One of the most common product design tips for graphic designers who want to switch professions is to find a short course to enroll in to learn the tools of the new trade. While it’s not automatically true that such a course would be useless, it’s also not absolutely necessary for everyone.

Plenty of people are taking advantage of the trend toward remote work and learning about product design through seminars and other networking groups. Even if you do decide to go back to school, you should look into such options to make sure you’re learning as much as possible before heading to your new job as a product designer.

The new materials and the focus on drawing and making prototypes by hand is what drives most graphic designers to get some additional schooling before they transfer to jobs as product designers. If you have no prior experience working with your hands, it will probably be very helpful to learn something in a course centered on such methods. Even if you have, the additional practice won’t hurt.

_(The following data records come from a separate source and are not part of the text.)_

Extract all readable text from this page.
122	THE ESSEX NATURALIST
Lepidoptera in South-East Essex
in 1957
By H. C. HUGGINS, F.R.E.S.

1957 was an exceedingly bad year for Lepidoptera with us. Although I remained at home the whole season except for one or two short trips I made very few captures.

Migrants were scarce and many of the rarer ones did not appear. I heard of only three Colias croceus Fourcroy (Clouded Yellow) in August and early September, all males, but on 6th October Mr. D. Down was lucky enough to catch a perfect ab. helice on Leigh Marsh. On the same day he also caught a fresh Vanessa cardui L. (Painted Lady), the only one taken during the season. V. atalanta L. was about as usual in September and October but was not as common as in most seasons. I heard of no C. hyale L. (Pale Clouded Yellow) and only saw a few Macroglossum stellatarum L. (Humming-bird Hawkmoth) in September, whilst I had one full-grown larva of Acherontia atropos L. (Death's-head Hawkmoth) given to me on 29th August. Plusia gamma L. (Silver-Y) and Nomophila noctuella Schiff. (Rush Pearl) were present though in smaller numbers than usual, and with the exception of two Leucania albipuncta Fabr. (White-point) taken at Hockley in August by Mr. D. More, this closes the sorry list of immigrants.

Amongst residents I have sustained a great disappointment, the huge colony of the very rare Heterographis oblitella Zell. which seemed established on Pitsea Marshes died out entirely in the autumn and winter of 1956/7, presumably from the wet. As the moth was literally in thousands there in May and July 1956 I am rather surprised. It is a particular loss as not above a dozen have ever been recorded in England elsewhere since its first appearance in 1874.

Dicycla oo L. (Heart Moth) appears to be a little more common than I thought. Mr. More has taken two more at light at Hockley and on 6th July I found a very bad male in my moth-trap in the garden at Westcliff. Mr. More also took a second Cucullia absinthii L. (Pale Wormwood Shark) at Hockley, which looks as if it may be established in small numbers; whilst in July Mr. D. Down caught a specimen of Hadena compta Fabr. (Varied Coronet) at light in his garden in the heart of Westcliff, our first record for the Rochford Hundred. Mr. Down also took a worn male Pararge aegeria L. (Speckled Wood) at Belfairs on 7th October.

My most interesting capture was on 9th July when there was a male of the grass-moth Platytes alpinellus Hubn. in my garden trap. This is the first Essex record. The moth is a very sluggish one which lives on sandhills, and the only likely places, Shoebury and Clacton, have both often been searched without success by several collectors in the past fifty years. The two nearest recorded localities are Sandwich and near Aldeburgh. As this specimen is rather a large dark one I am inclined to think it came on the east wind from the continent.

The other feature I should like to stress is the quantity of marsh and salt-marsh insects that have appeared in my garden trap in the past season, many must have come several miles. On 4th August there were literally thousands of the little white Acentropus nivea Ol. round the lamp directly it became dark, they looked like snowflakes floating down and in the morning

Overall, if you have the time and there’s a quality course conveniently located, then getting some additional product design skills from a short course isn’t a bad idea. It will help your resume and give you some more knowledge about what you need to know to be a good product designer. The best practice is to take whatever educational resource you can so that you stay on the cutting edge of design thinking.


In conclusion, the transition from product to graphic design is a multifaceted journey that demands careful consideration and strategic planning. By leveraging insights from current design trends, understanding the creative process, receiving career advice, gaining industry insights, and implementing portfolio tips, designers can navigate this shift successfully.